There’s no denying the extraordinary global impact of Pope Francis. As recently as March this year, there were few outside Latin America who had even heard of Jorge Mario Bergoglio – but then the white smoke went up:

“His is the most talked-about name on the internet in 2013, ranking ahead of ‘Obamacare’ and ‘NSA’. In fourth place comes Francis’s Twitter handle, @Pontifex. In Italy, Francesco has fast become the most popular name for new baby boys. Rome reports a surge in tourist numbers, while church attendance is said to be up – both trends attributed to ‘the Francis effect’.”

Furthermore, he isn’t just popular among Catholics and faith-friendly conservatives, he’s a big hit with secular liberals too. This isn’t so surprising – middle class western lefties are always on the look out for a global hero. Occasionally their chosen one will achieve what can literally be described as iconic status: the most graphic examples being Che Guevara and, more recently, Barack Obama.

Writing in the Guardian, Jonathan Freedland argues that there’s nothing wrong with a little hero-worship and that, in any case, it’s not just the left which indulges in it:

“Some will say the world’s leftists and liberals shouldn’t hanker for a pin-up, that the urge is infantile and bound to end in disappointment. But the need is human and hardly confined to the left: think of the Reagan and Thatcher posters that still adorn the metaphorical walls of conservatives, three decades on.”

Fair comment: Except that there’s a difference between left-wing and right-wing hero-worship. Conservative heroes tend to be idolised for what they’ve achieved, while with liberal heroes it’s more about they represent (or at least what their fans believe them to represent). Consider Barack Obama’s notorious Nobel peace prize. The man hadn’t been in post for more than two minutes before he was given an accolade that usually recognises years of painstaking effort.

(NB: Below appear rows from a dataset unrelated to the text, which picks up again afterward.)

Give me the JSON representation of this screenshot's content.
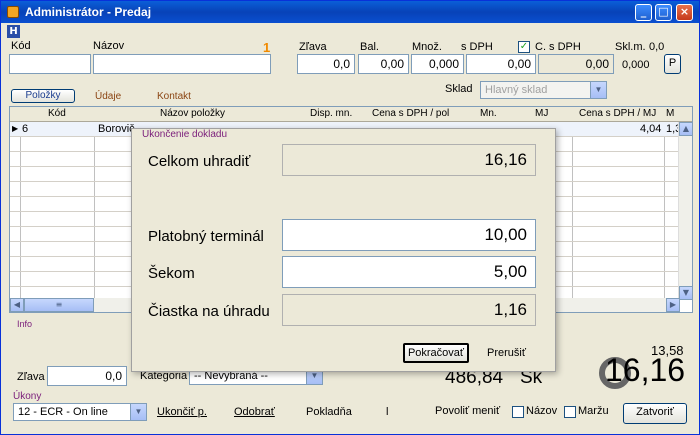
{
  "window": {
    "title": "Administrátor - Predaj",
    "menu_icon": "H"
  },
  "header": {
    "labels": {
      "kod": "Kód",
      "nazov": "Názov",
      "count": "1",
      "zlava": "Zľava",
      "bal": "Bal.",
      "mnoz": "Množ.",
      "sdph": "s DPH",
      "csdph": "C. s DPH",
      "sklm": "Skl.m."
    },
    "values": {
      "zlava": "0,0",
      "bal": "0,00",
      "mnoz": "0,000",
      "sdph": "0,00",
      "csdph": "0,00",
      "sklm": "0,0",
      "sklm2": "0,000"
    },
    "p_button": "P"
  },
  "tabs": {
    "polozky": "Položky",
    "udaje": "Údaje",
    "kontakt": "Kontakt"
  },
  "sklad": {
    "label": "Sklad",
    "value": "Hlavný sklad"
  },
  "grid": {
    "columns": [
      "Kód",
      "Názov položky",
      "Disp. mn.",
      "Cena s DPH / pol",
      "Mn.",
      "MJ",
      "Cena s DPH / MJ",
      "M"
    ],
    "row": {
      "kod": "6",
      "nazov": "Borovič",
      "price": "4,04",
      "m": "1,3"
    }
  },
  "info_label": "Info",
  "dialog": {
    "title": "Ukončenie dokladu",
    "celkom_label": "Celkom uhradiť",
    "celkom_value": "16,16",
    "terminal_label": "Platobný terminál",
    "terminal_value": "10,00",
    "sekom_label": "Šekom",
    "sekom_value": "5,00",
    "ciastka_label": "Čiastka na úhradu",
    "ciastka_value": "1,16",
    "continue_button": "Pokračovať",
    "cancel_button": "Prerušiť"
  },
  "footer": {
    "zlava_label": "Zľava",
    "zlava_value": "0,0",
    "kategoria_label": "Kategoria",
    "kategoria_value": "-- Nevybraná --",
    "total": "486,84",
    "currency": "Sk",
    "small_total": "13,58",
    "big_total": "16,16",
    "ukony_label": "Úkony",
    "ukony_value": "12 - ECR - On line",
    "ukoncit": "Ukončiť p.",
    "odobrat": "Odobrať",
    "pokladna": "Pokladňa",
    "sep": "l",
    "povolit": "Povoliť meniť",
    "nazov": "Názov",
    "marzu": "Maržu",
    "zatvorit": "Zatvoriť"
  }
}
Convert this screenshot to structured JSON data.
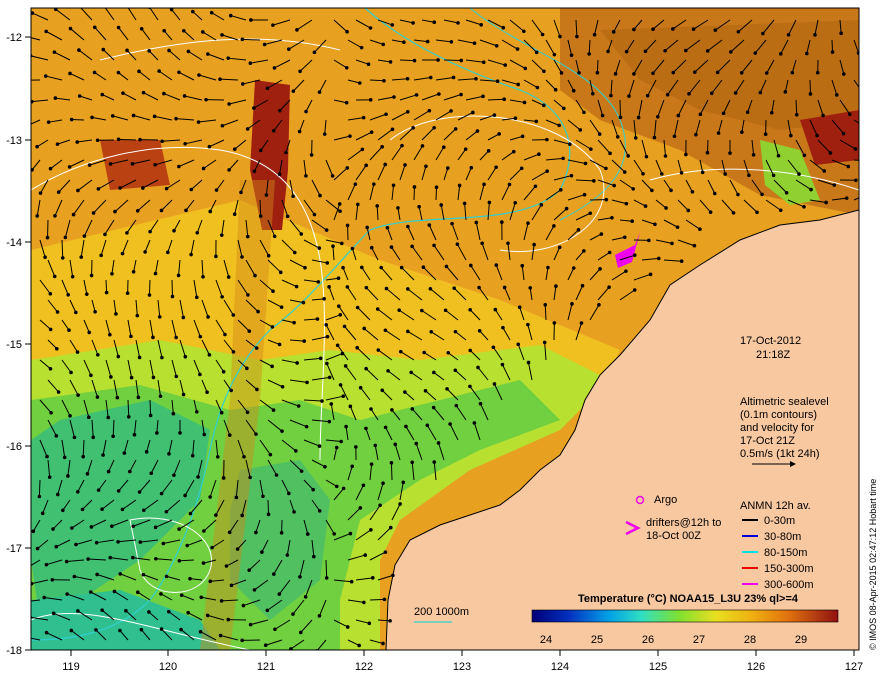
{
  "map": {
    "lon_ticks": [
      "119",
      "120",
      "121",
      "122",
      "123",
      "124",
      "125",
      "126",
      "127"
    ],
    "lat_ticks": [
      "-12",
      "-13",
      "-14",
      "-15",
      "-16",
      "-17",
      "-18"
    ],
    "date": "17-Oct-2012",
    "time": "21:18Z",
    "altimetry_lines": [
      "Altimetric sealevel",
      "(0.1m contours)",
      "and velocity for",
      "17-Oct 21Z",
      "0.5m/s (1kt 24h)"
    ],
    "argo_label": "Argo",
    "drifters_label": [
      "drifters@12h to",
      "18-Oct 00Z"
    ],
    "anmn_title": "ANMN 12h av.",
    "anmn_legend": [
      {
        "label": "0-30m",
        "color": "#000000"
      },
      {
        "label": "30-80m",
        "color": "#0000dd"
      },
      {
        "label": "80-150m",
        "color": "#00e0e0"
      },
      {
        "label": "150-300m",
        "color": "#ee0000"
      },
      {
        "label": "300-600m",
        "color": "#ee00ee"
      }
    ],
    "isobath_label": "200  1000m",
    "colorbar_title": "Temperature (°C) NOAA15_L3U 23% ql>=4",
    "colorbar_ticks": [
      "24",
      "25",
      "26",
      "27",
      "28",
      "29"
    ],
    "credit": "© IMOS 08-Apr-2015 02:47:12 Hobart time"
  }
}
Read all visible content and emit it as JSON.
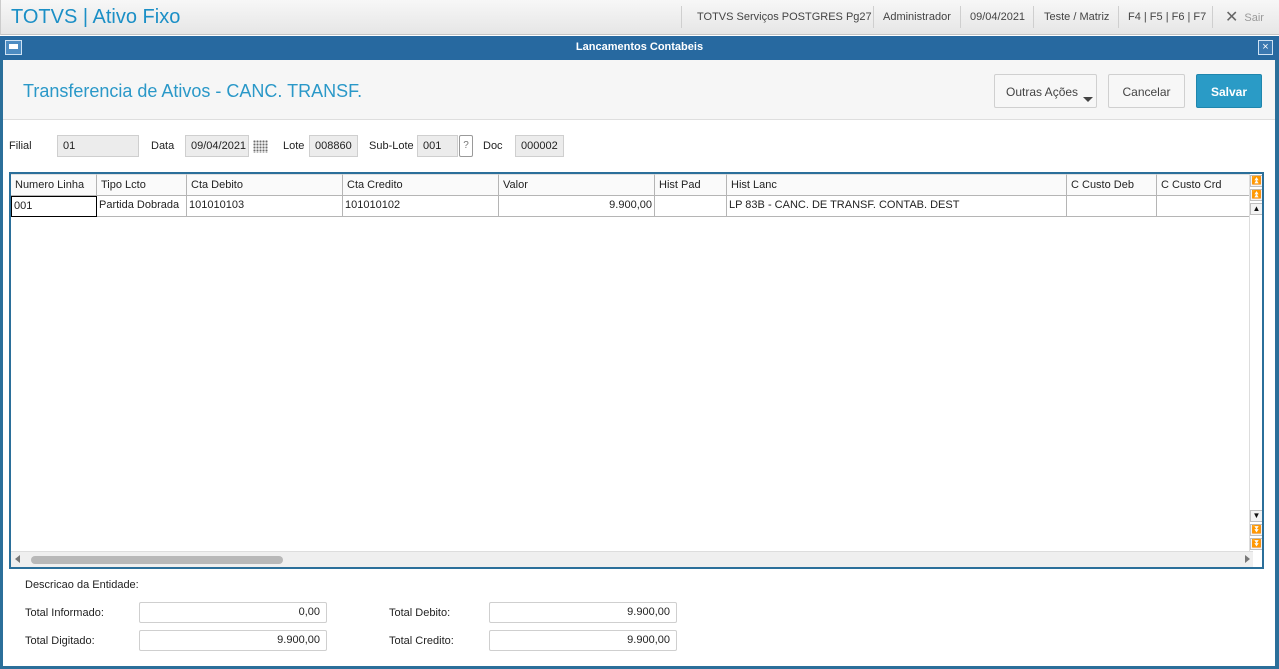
{
  "topbar": {
    "app_title": "TOTVS | Ativo Fixo",
    "environment": "TOTVS Serviços POSTGRES Pg27",
    "user": "Administrador",
    "date": "09/04/2021",
    "company": "Teste / Matriz",
    "shortcuts": "F4 | F5 | F6 | F7",
    "exit_label": "Sair",
    "exit_icon": "close-icon"
  },
  "window": {
    "title": "Lancamentos Contabeis",
    "close_glyph": "×"
  },
  "form": {
    "title": "Transferencia de Ativos - CANC. TRANSF.",
    "actions": {
      "outras_label": "Outras Ações",
      "cancelar_label": "Cancelar",
      "salvar_label": "Salvar"
    },
    "fields": {
      "filial_label": "Filial",
      "filial_value": "01",
      "data_label": "Data",
      "data_value": "09/04/2021",
      "lote_label": "Lote",
      "lote_value": "008860",
      "sublote_label": "Sub-Lote",
      "sublote_value": "001",
      "sublote_help": "?",
      "doc_label": "Doc",
      "doc_value": "000002"
    }
  },
  "grid": {
    "columns": [
      "Numero Linha",
      "Tipo Lcto",
      "Cta Debito",
      "Cta Credito",
      "Valor",
      "Hist Pad",
      "Hist Lanc",
      "C Custo Deb",
      "C Custo Crd"
    ],
    "rows": [
      [
        "001",
        "Partida Dobrada",
        "101010103",
        "101010102",
        "9.900,00",
        "",
        "LP 83B - CANC. DE TRANSF. CONTAB. DEST",
        "",
        ""
      ]
    ]
  },
  "footer": {
    "descricao_label": "Descricao da Entidade:",
    "total_informado_label": "Total Informado:",
    "total_informado_value": "0,00",
    "total_digitado_label": "Total Digitado:",
    "total_digitado_value": "9.900,00",
    "total_debito_label": "Total Debito:",
    "total_debito_value": "9.900,00",
    "total_credito_label": "Total Credito:",
    "total_credito_value": "9.900,00"
  },
  "colors": {
    "brand": "#1b8fc6",
    "window_titlebar": "#2769a0",
    "primary_button": "#2a9bc6"
  }
}
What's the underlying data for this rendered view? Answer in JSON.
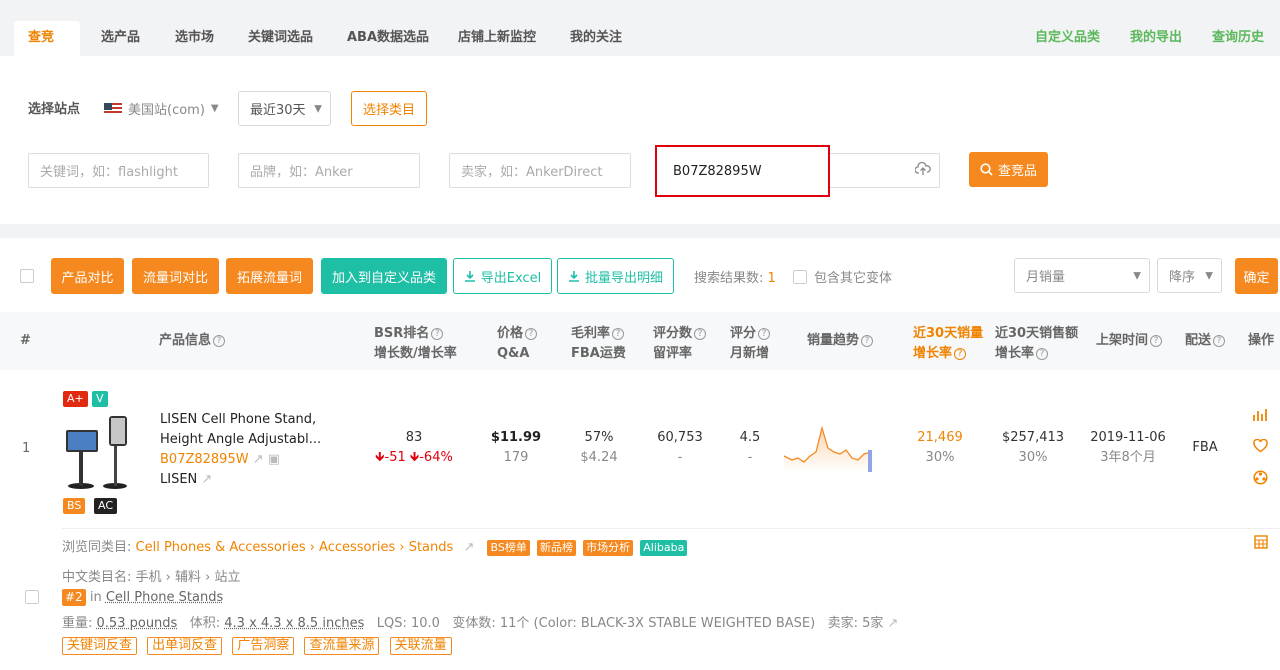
{
  "nav": {
    "tabs": [
      "查竞品",
      "选产品",
      "选市场",
      "关键词选品",
      "ABA数据选品",
      "店铺上新监控",
      "我的关注"
    ],
    "right": [
      "自定义品类",
      "我的导出",
      "查询历史"
    ]
  },
  "filter": {
    "site_label": "选择站点",
    "site_value": "美国站(com)",
    "period": "最近30天",
    "category_button": "选择类目",
    "keyword_placeholder": "关键词，如：flashlight",
    "brand_placeholder": "品牌，如：Anker",
    "seller_placeholder": "卖家，如：AnkerDirect",
    "asin_value": "B07Z82895W",
    "search_button": "查竞品"
  },
  "toolbar": {
    "buttons": [
      "产品对比",
      "流量词对比",
      "拓展流量词",
      "加入到自定义品类"
    ],
    "export_excel": "导出Excel",
    "batch_export": "批量导出明细",
    "result_label": "搜索结果数:",
    "result_count": "1",
    "include_variants": "包含其它变体",
    "sort_field": "月销量",
    "sort_order": "降序",
    "confirm": "确定"
  },
  "columns": {
    "index": "#",
    "product": "产品信息",
    "bsr1": "BSR排名",
    "bsr2": "增长数/增长率",
    "price1": "价格",
    "price2": "Q&A",
    "margin1": "毛利率",
    "margin2": "FBA运费",
    "reviews1": "评分数",
    "reviews2": "留评率",
    "rating1": "评分",
    "rating2": "月新增",
    "trend": "销量趋势",
    "sales1": "近30天销量",
    "sales2": "增长率",
    "revenue1": "近30天销售额",
    "revenue2": "增长率",
    "listed": "上架时间",
    "delivery": "配送",
    "action": "操作"
  },
  "row": {
    "index": "1",
    "badges": {
      "aplus": "A+",
      "v": "V",
      "bs": "BS",
      "ac": "AC"
    },
    "title_line1": "LISEN Cell Phone Stand,",
    "title_line2": "Height Angle Adjustabl...",
    "asin": "B07Z82895W",
    "brand": "LISEN",
    "bsr": "83",
    "bsr_change": "-51",
    "bsr_rate": "-64%",
    "price": "$11.99",
    "qa": "179",
    "margin": "57%",
    "fba": "$4.24",
    "reviews": "60,753",
    "review_rate": "-",
    "rating": "4.5",
    "rating_new": "-",
    "sales": "21,469",
    "sales_growth": "30%",
    "revenue": "$257,413",
    "revenue_growth": "30%",
    "listed_date": "2019-11-06",
    "listed_age": "3年8个月",
    "delivery": "FBA",
    "cat_label": "浏览同类目:",
    "cat_path": "Cell Phones & Accessories › Accessories › Stands",
    "cat_tags": [
      "BS榜单",
      "新品榜",
      "市场分析",
      "Alibaba"
    ],
    "cn_cat": "中文类目名: 手机 › 辅料 › 站立",
    "rank": "#2",
    "rank_in": "in",
    "rank_cat": "Cell Phone Stands",
    "weight_label": "重量:",
    "weight": "0.53 pounds",
    "volume_label": "体积:",
    "volume": "4.3 x 4.3 x 8.5 inches",
    "lqs": "LQS: 10.0",
    "variants": "变体数: 11个 (Color: BLACK-3X STABLE WEIGHTED BASE)",
    "sellers": "卖家: 5家",
    "actions": [
      "关键词反查",
      "出单词反查",
      "广告洞察",
      "查流量来源",
      "关联流量"
    ]
  },
  "colors": {
    "accent": "#f08300",
    "teal": "#1fbfa5",
    "green": "#5cb85c",
    "red": "#e0000e"
  },
  "icons": [
    "chevron-down-icon",
    "search-icon",
    "upload-icon",
    "download-icon",
    "share-icon",
    "comment-icon",
    "bar-chart-icon",
    "heart-icon",
    "target-icon",
    "table-icon",
    "question-icon"
  ]
}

For liberals it’s not so much a case of drawing inspiration from one’s heroes, as projecting one’s hopes on to them. Hopes which are frequently dashed:

“That Obama poster on the wall, promising hope and change, is looking a little faded now. The disappointments, whether over drone warfare or a botched rollout of healthcare reform, have left the world’s liberals and progressives searching for a new pin-up to take the US president’s place.”

So, why the current Pope? By why of an explanation, Freedland points to the many personal acts of kindness and humility for which Francis has become known. More important, though, is his broader message:

“It seems he wants to do more than simply stroke the brow of the weak. He is taking on the system that has made them weak and keeps them that way…

There is no denying the radicalism of this message, a frontal and sustained attack on what he calls ‘unbridled capitalism’, with its ‘throwaway’ attitude to everything from unwanted food to unwanted old people.”

This is indeed what the Pope believes. But it is also what previous Popes of the modern era believed. Freedland writes as if he has never heard of Catholic Social Teaching which has provided a coherent intellectual alternative to both socialism and freemarket fundamentalism for more than a century.

The Catholic critique of our ‘throwaway’ attitude to unwanted food and unwanted old people also extends to unwanted marriages and unwanted pregnancies. The teaching is all of a piece and Francis is no different to his predecessors in holding to all of it.